NASA and the National Library of Medicine have made available on the Internet a jointly developed database of space life sciences research dating from 1961 to the present. There is a nominal fee for use of this service. More information is available in NASA Internet Advisory 95-17.

NASA has a database of life sciences information on line. This contains "30 years of space-based research into the effects of microgravity on living systems, including the human body".

Radiation Shielding

In most environments beyond Earth surface, long term settlement requires some form of shielding.

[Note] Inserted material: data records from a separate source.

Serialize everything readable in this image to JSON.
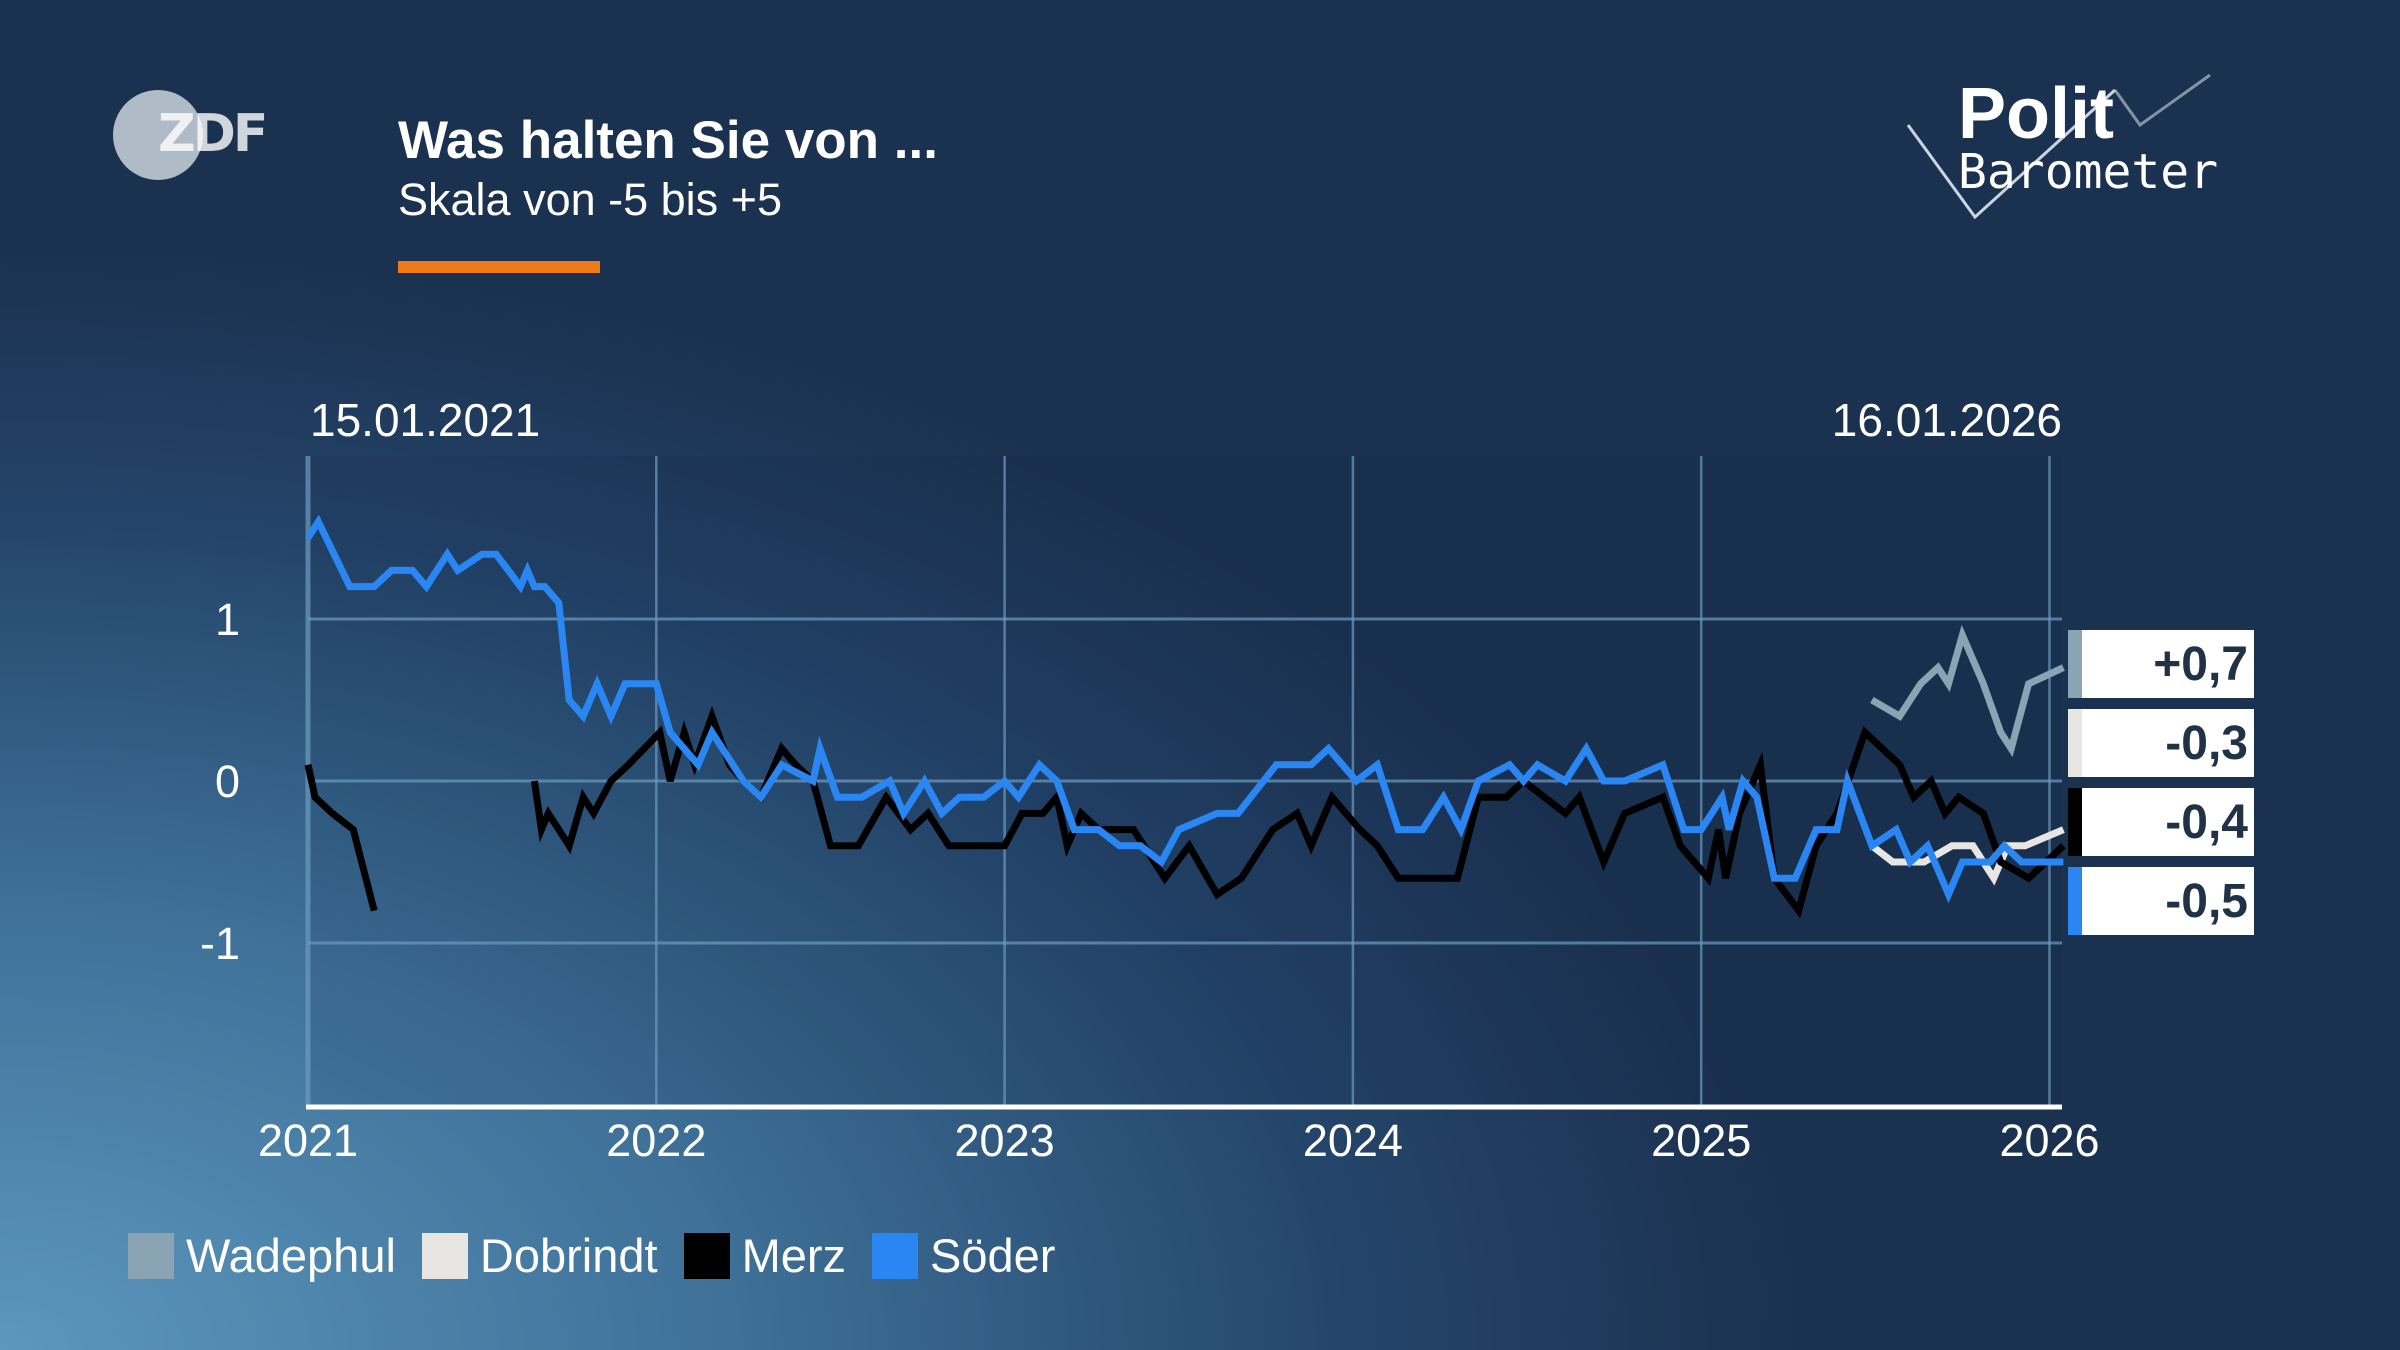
{
  "header": {
    "brand": "ZDF",
    "title": "Was halten Sie von ...",
    "subtitle": "Skala von -5 bis +5",
    "accent_color": "#f07a18",
    "program_logo": "Polit Barometer"
  },
  "chart_data": {
    "type": "line",
    "title": "Was halten Sie von ...",
    "subtitle": "Skala von -5 bis +5",
    "date_start": "15.01.2021",
    "date_end": "16.01.2026",
    "x_ticks": [
      "2021",
      "2022",
      "2023",
      "2024",
      "2025",
      "2026"
    ],
    "y_ticks": [
      "1",
      "0",
      "-1"
    ],
    "xlim": [
      2021,
      2026.04
    ],
    "ylim": [
      -2,
      1.9
    ],
    "grid": true,
    "legend": "bottom-left",
    "series": [
      {
        "name": "Wadephul",
        "color": "#8aa4b4",
        "latest": "+0,7",
        "points": [
          [
            2025.49,
            0.5
          ],
          [
            2025.57,
            0.4
          ],
          [
            2025.63,
            0.6
          ],
          [
            2025.68,
            0.7
          ],
          [
            2025.71,
            0.6
          ],
          [
            2025.75,
            0.9
          ],
          [
            2025.81,
            0.6
          ],
          [
            2025.86,
            0.3
          ],
          [
            2025.89,
            0.2
          ],
          [
            2025.94,
            0.6
          ],
          [
            2026.04,
            0.7
          ]
        ]
      },
      {
        "name": "Dobrindt",
        "color": "#e8e6e3",
        "latest": "-0,3",
        "points": [
          [
            2025.49,
            -0.4
          ],
          [
            2025.55,
            -0.5
          ],
          [
            2025.64,
            -0.5
          ],
          [
            2025.72,
            -0.4
          ],
          [
            2025.78,
            -0.4
          ],
          [
            2025.84,
            -0.6
          ],
          [
            2025.88,
            -0.4
          ],
          [
            2025.93,
            -0.4
          ],
          [
            2026.04,
            -0.3
          ]
        ]
      },
      {
        "name": "Merz",
        "color": "#000000",
        "latest": "-0,4",
        "points": [
          [
            2021.0,
            0.1
          ],
          [
            2021.02,
            -0.1
          ],
          [
            2021.07,
            -0.2
          ],
          [
            2021.13,
            -0.3
          ],
          [
            2021.19,
            -0.8
          ],
          null,
          [
            2021.65,
            0.0
          ],
          [
            2021.67,
            -0.3
          ],
          [
            2021.69,
            -0.2
          ],
          [
            2021.72,
            -0.3
          ],
          [
            2021.75,
            -0.4
          ],
          [
            2021.79,
            -0.1
          ],
          [
            2021.82,
            -0.2
          ],
          [
            2021.87,
            0.0
          ],
          [
            2021.92,
            0.1
          ],
          [
            2022.01,
            0.3
          ],
          [
            2022.04,
            0.0
          ],
          [
            2022.08,
            0.3
          ],
          [
            2022.11,
            0.1
          ],
          [
            2022.16,
            0.4
          ],
          [
            2022.21,
            0.1
          ],
          [
            2022.25,
            0.0
          ],
          [
            2022.3,
            -0.1
          ],
          [
            2022.36,
            0.2
          ],
          [
            2022.4,
            0.1
          ],
          [
            2022.45,
            0.0
          ],
          [
            2022.5,
            -0.4
          ],
          [
            2022.58,
            -0.4
          ],
          [
            2022.66,
            -0.1
          ],
          [
            2022.73,
            -0.3
          ],
          [
            2022.78,
            -0.2
          ],
          [
            2022.84,
            -0.4
          ],
          [
            2023.0,
            -0.4
          ],
          [
            2023.05,
            -0.2
          ],
          [
            2023.11,
            -0.2
          ],
          [
            2023.15,
            -0.1
          ],
          [
            2023.18,
            -0.4
          ],
          [
            2023.22,
            -0.2
          ],
          [
            2023.27,
            -0.3
          ],
          [
            2023.37,
            -0.3
          ],
          [
            2023.46,
            -0.6
          ],
          [
            2023.53,
            -0.4
          ],
          [
            2023.61,
            -0.7
          ],
          [
            2023.68,
            -0.6
          ],
          [
            2023.77,
            -0.3
          ],
          [
            2023.84,
            -0.2
          ],
          [
            2023.88,
            -0.4
          ],
          [
            2023.94,
            -0.1
          ],
          [
            2024.02,
            -0.3
          ],
          [
            2024.07,
            -0.4
          ],
          [
            2024.13,
            -0.6
          ],
          [
            2024.3,
            -0.6
          ],
          [
            2024.36,
            -0.1
          ],
          [
            2024.44,
            -0.1
          ],
          [
            2024.49,
            0.0
          ],
          [
            2024.61,
            -0.2
          ],
          [
            2024.65,
            -0.1
          ],
          [
            2024.72,
            -0.5
          ],
          [
            2024.78,
            -0.2
          ],
          [
            2024.89,
            -0.1
          ],
          [
            2024.94,
            -0.4
          ],
          [
            2025.02,
            -0.6
          ],
          [
            2025.05,
            -0.3
          ],
          [
            2025.07,
            -0.6
          ],
          [
            2025.11,
            -0.2
          ],
          [
            2025.17,
            0.1
          ],
          [
            2025.21,
            -0.6
          ],
          [
            2025.28,
            -0.8
          ],
          [
            2025.33,
            -0.4
          ],
          [
            2025.39,
            -0.2
          ],
          [
            2025.47,
            0.3
          ],
          [
            2025.57,
            0.1
          ],
          [
            2025.61,
            -0.1
          ],
          [
            2025.66,
            0.0
          ],
          [
            2025.7,
            -0.2
          ],
          [
            2025.74,
            -0.1
          ],
          [
            2025.81,
            -0.2
          ],
          [
            2025.86,
            -0.5
          ],
          [
            2025.94,
            -0.6
          ],
          [
            2026.04,
            -0.4
          ]
        ]
      },
      {
        "name": "Söder",
        "color": "#2a86f2",
        "latest": "-0,5",
        "points": [
          [
            2021.0,
            1.5
          ],
          [
            2021.03,
            1.6
          ],
          [
            2021.12,
            1.2
          ],
          [
            2021.19,
            1.2
          ],
          [
            2021.24,
            1.3
          ],
          [
            2021.3,
            1.3
          ],
          [
            2021.34,
            1.2
          ],
          [
            2021.4,
            1.4
          ],
          [
            2021.43,
            1.3
          ],
          [
            2021.5,
            1.4
          ],
          [
            2021.54,
            1.4
          ],
          [
            2021.61,
            1.2
          ],
          [
            2021.63,
            1.3
          ],
          [
            2021.65,
            1.2
          ],
          [
            2021.68,
            1.2
          ],
          [
            2021.72,
            1.1
          ],
          [
            2021.75,
            0.5
          ],
          [
            2021.79,
            0.4
          ],
          [
            2021.83,
            0.6
          ],
          [
            2021.87,
            0.4
          ],
          [
            2021.91,
            0.6
          ],
          [
            2022.0,
            0.6
          ],
          [
            2022.04,
            0.3
          ],
          [
            2022.12,
            0.1
          ],
          [
            2022.16,
            0.3
          ],
          [
            2022.25,
            0.0
          ],
          [
            2022.3,
            -0.1
          ],
          [
            2022.36,
            0.1
          ],
          [
            2022.45,
            0.0
          ],
          [
            2022.47,
            0.2
          ],
          [
            2022.52,
            -0.1
          ],
          [
            2022.59,
            -0.1
          ],
          [
            2022.67,
            0.0
          ],
          [
            2022.71,
            -0.2
          ],
          [
            2022.77,
            0.0
          ],
          [
            2022.82,
            -0.2
          ],
          [
            2022.87,
            -0.1
          ],
          [
            2022.94,
            -0.1
          ],
          [
            2023.0,
            0.0
          ],
          [
            2023.04,
            -0.1
          ],
          [
            2023.1,
            0.1
          ],
          [
            2023.15,
            0.0
          ],
          [
            2023.2,
            -0.3
          ],
          [
            2023.27,
            -0.3
          ],
          [
            2023.33,
            -0.4
          ],
          [
            2023.39,
            -0.4
          ],
          [
            2023.45,
            -0.5
          ],
          [
            2023.5,
            -0.3
          ],
          [
            2023.61,
            -0.2
          ],
          [
            2023.67,
            -0.2
          ],
          [
            2023.78,
            0.1
          ],
          [
            2023.88,
            0.1
          ],
          [
            2023.93,
            0.2
          ],
          [
            2024.01,
            0.0
          ],
          [
            2024.07,
            0.1
          ],
          [
            2024.13,
            -0.3
          ],
          [
            2024.2,
            -0.3
          ],
          [
            2024.26,
            -0.1
          ],
          [
            2024.31,
            -0.3
          ],
          [
            2024.36,
            0.0
          ],
          [
            2024.45,
            0.1
          ],
          [
            2024.49,
            0.0
          ],
          [
            2024.53,
            0.1
          ],
          [
            2024.61,
            0.0
          ],
          [
            2024.67,
            0.2
          ],
          [
            2024.72,
            0.0
          ],
          [
            2024.78,
            0.0
          ],
          [
            2024.89,
            0.1
          ],
          [
            2024.95,
            -0.3
          ],
          [
            2025.0,
            -0.3
          ],
          [
            2025.06,
            -0.1
          ],
          [
            2025.08,
            -0.3
          ],
          [
            2025.12,
            0.0
          ],
          [
            2025.16,
            -0.1
          ],
          [
            2025.21,
            -0.6
          ],
          [
            2025.27,
            -0.6
          ],
          [
            2025.33,
            -0.3
          ],
          [
            2025.39,
            -0.3
          ],
          [
            2025.42,
            0.0
          ],
          [
            2025.49,
            -0.4
          ],
          [
            2025.56,
            -0.3
          ],
          [
            2025.6,
            -0.5
          ],
          [
            2025.65,
            -0.4
          ],
          [
            2025.71,
            -0.7
          ],
          [
            2025.75,
            -0.5
          ],
          [
            2025.83,
            -0.5
          ],
          [
            2025.87,
            -0.4
          ],
          [
            2025.92,
            -0.5
          ],
          [
            2026.04,
            -0.5
          ]
        ]
      }
    ]
  }
}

This will particular be true of interplanetary spacecraft and L5 colonies. Magnetic shielding is on possible approach and is discussed by Geof Landis in Magnetic Radiation Shielding: An Idea Whose Time Has Returned?,

Solar Power Satellites

Although Solar Power Satellites are a potential revenue source large enough to support L5 settlements, it is difficult to bootstrap into that magical world where the two exist. In "An Evolutionary Path to SPS", Geof Landis suggests a way forward with SPS's.

Teleoperated Systems

Dave Stephenson supplied a Comment on " Teleoperated Load/Haul/Dump Vehicles at Sudbury (941294)." Many do not realize that teleoperated vehicles are already being used in commercial large scale mining operations in a Terran crater. David has also kindly supplied the start of a bibliography on mining automation.

There will soon be a test of a Russian Marskokhod at the Hawaii Volcanoes National Park. This Rover is capable of both lunar and martian operations and is marketed by Lavochkin.

Mars Pathfinder's rover will be the first of it's kind on Mars and the first remotely controlled rover since Lunekhod in the early 1970's.